How do I communicate how important a step this was for humanity to my young children? My children, at this point in time have difficulty thinking past the concrete concepts of the here and now. They understand hunger. They know what thirst is. They are well acquainted with desire and temptation, but they couldn't explain what they are. The need for redemption is not something that is so simple to communicate to a three year old. Even a five year old is not quite ready to grasp the concept. My nine year old is probably ready, but I struggle with some of the images that the crucifixion, death and resurrection present. I can't sanitize it for her, but it is a very violent story. The idea that human beings could nail another person (even though they are really God incarnate) to a tree is horrifying. That they would leave them on this tree, unable to move, in deep suffering is horrendous. That he was forced to wear a crown of thorns is cruel. To explain that he was stabbed with a spear to make sure he was dead is the stuff of nightmares for a three year old.

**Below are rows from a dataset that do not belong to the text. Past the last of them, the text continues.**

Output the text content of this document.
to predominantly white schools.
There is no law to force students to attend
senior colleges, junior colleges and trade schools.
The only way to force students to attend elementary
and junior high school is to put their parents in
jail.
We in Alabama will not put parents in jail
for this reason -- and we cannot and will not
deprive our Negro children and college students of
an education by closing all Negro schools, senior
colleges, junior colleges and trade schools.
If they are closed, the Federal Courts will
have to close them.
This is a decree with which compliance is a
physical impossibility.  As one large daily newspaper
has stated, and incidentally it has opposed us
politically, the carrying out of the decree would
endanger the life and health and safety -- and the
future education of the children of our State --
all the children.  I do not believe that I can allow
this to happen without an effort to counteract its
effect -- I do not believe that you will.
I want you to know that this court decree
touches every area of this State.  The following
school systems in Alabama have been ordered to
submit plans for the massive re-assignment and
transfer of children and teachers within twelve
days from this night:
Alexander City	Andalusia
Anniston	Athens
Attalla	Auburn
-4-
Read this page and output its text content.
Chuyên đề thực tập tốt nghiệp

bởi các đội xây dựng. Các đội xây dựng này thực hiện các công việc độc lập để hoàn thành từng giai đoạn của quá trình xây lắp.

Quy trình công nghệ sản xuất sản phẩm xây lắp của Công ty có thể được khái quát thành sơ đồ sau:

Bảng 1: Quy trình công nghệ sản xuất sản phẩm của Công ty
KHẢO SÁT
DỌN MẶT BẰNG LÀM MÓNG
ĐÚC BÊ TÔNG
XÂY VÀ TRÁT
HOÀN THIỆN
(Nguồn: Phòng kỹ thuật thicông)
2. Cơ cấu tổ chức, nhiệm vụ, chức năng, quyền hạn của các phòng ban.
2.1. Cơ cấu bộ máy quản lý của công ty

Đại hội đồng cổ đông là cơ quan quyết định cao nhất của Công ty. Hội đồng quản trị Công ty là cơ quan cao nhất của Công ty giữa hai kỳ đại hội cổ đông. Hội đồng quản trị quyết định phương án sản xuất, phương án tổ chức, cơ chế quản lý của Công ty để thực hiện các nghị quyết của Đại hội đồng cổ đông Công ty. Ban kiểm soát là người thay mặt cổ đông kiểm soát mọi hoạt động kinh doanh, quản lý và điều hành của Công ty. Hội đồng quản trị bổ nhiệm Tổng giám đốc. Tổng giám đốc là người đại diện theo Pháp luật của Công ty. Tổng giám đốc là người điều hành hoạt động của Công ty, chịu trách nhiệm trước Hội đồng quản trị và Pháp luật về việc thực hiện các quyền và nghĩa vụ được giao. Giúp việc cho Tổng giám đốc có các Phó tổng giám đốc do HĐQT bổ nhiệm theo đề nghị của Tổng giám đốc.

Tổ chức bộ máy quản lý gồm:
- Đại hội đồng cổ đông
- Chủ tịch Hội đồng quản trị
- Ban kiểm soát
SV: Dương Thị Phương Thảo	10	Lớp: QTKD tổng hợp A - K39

These things only describe the beginnings of what to a young child is the scariest kind of ghost story they could hear. To hear that the body was taken down from the cross, wrapped in linens (like a mummy) and hidden in a tomb is way too much fodder for a young imagination such as my Daniel. I would feel abusive as a parent to then proceed to tell him about the resurrection as described in the Bible. He would be terrified.
So do I hold off sharing the truth of the Easter story until he and my other children are older? Or is this a great disservice? Is substituting the Easter Bunny story, while fun, robbing them of the true meaning, or allowing them a grace period? I hope that I am allowing some room for grace. I am holding a place for Christ with the Easter Bunny. I am stretching my children's minds with fanciful tales of this rabbit who delights in leaving gifts in preparation for learning about the true gift the human race was given on this weekend. I am giving my children time to develop their hearts and minds. Time to develop the capacity to absorb the importance of the Passion. To see it as more than a horror story that will give them nightmares.